C'est une banalité que de le dire, vous êtes ici toutes et tous très engagés sur ces sujets, paix et développement sont intrinsèquement liés. Nombre de conflits et de guerres civiles trouvent leur origine dans les questions de développement et de gouvernance, celles-là mêmes qui montrent que l'Agenda 2030 du développement durable est vraiment une urgence pour chacune et chacun. Nous sommes tous quelque part des pays en voie de développement durable, y compris les pays du nord où il y a beaucoup de progrès à faire. Je suis heureux de rappeler à cette occasion que la France s'est dotée d'un comité de pilotage il y a deux mois pour que ce soit pleinement pris en compte dans les entreprises, dans les collectivités locales, dans les administrations, pour que ce ne soit pas du marketing mais véritablement une hygiène de vie dans l'action quotidienne.
Les résolutions jumelles de 2016 ont consacré ce changement de paradigme, pour prendre en compte les causes profondes des conflits dans leur traitement et la reconstruction des pays en sortie de crise.
Alors pour garantir une paix durable, nous devons nous assurer que personne n'est laissé de côté. Nous devons permettre aux pays les plus vulnérables de développer leurs propres capacités, afin qu'ils soient en mesure d'apporter en amont des fragilités des réponses concrètes : en luttant contre le chômage, en particulier celui des jeunes ; en palliant l'absence de services publics ou d'infrastructures publiques ; en mettant en place une gouvernance inclusive et une administration forte ; en favorisant un système judiciaire permettant à chacun l'accès à une justice de qualité ; en assurant le respect des droits de l'Homme ; en atténuant les tensions sur les ressources naturelles.
La France défend une approche transversale et intégrée, qui allie, dans la durée, actions sécuritaires, humanitaires, politiques, de développement et de lutte contre le changement climatique, en rassemblant dans une approche commune l'ensemble des partenaires.

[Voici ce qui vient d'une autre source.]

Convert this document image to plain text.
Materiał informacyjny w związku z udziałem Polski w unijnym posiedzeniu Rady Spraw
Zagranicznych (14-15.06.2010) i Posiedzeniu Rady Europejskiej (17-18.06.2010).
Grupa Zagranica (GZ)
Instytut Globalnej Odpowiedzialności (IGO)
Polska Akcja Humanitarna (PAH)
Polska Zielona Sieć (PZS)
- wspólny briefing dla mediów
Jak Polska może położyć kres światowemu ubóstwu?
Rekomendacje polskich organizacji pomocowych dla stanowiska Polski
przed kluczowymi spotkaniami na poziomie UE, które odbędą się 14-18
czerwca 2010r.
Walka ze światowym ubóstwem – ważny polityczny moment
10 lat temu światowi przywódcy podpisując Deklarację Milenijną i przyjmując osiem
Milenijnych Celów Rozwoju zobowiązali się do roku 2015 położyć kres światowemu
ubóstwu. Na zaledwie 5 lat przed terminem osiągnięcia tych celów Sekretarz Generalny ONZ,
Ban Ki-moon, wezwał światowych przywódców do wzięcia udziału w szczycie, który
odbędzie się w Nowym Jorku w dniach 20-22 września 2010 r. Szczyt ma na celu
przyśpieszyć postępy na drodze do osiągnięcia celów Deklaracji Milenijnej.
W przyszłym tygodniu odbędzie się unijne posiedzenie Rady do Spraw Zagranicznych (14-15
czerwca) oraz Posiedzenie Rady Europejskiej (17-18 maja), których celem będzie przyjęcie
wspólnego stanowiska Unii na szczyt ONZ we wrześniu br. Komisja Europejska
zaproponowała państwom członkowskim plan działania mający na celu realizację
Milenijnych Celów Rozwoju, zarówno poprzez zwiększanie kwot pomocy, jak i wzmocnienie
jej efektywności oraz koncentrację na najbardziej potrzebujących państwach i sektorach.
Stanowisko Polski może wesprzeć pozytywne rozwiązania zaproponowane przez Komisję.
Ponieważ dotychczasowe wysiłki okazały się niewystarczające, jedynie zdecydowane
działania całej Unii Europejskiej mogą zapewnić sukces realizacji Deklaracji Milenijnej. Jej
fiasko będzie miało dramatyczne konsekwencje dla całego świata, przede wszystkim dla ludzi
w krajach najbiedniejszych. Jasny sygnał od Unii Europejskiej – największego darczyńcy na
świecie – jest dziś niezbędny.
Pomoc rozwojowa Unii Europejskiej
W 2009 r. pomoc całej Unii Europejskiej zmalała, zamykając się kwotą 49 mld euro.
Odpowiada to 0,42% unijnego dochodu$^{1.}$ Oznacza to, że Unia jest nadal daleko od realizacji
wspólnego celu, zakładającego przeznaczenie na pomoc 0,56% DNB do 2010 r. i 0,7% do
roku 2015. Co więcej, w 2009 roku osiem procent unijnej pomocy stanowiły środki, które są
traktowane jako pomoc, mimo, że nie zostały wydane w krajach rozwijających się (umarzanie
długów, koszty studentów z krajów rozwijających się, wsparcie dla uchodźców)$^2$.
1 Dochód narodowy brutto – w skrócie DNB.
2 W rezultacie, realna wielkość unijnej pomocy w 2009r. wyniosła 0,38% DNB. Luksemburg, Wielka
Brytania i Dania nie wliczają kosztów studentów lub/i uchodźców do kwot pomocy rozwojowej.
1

C'est l'approche que nous avons adoptée au Sahel par exemple.
Nous sommes aujourd'hui le 13 juin, je me souviens que c'est précisément il y a 11 mois qu'était portée sur les fonds baptismaux cette alliance pour le Sahel.
C'est là tout le sens la nouvelle stratégie française de réponse à la fragilisation des Etats et des sociétés que nous vous présentons aujourd'hui. Je salue le travail qui a été conduit et également la présentation du Fonds Paix et résilience de l'AFD ("Minka") ainsi que le rapport conjoint de la Banque mondiale et des Nations unies sur la prévention des conflits qui vont vous être présentés et qui serviront de trame aux discussions.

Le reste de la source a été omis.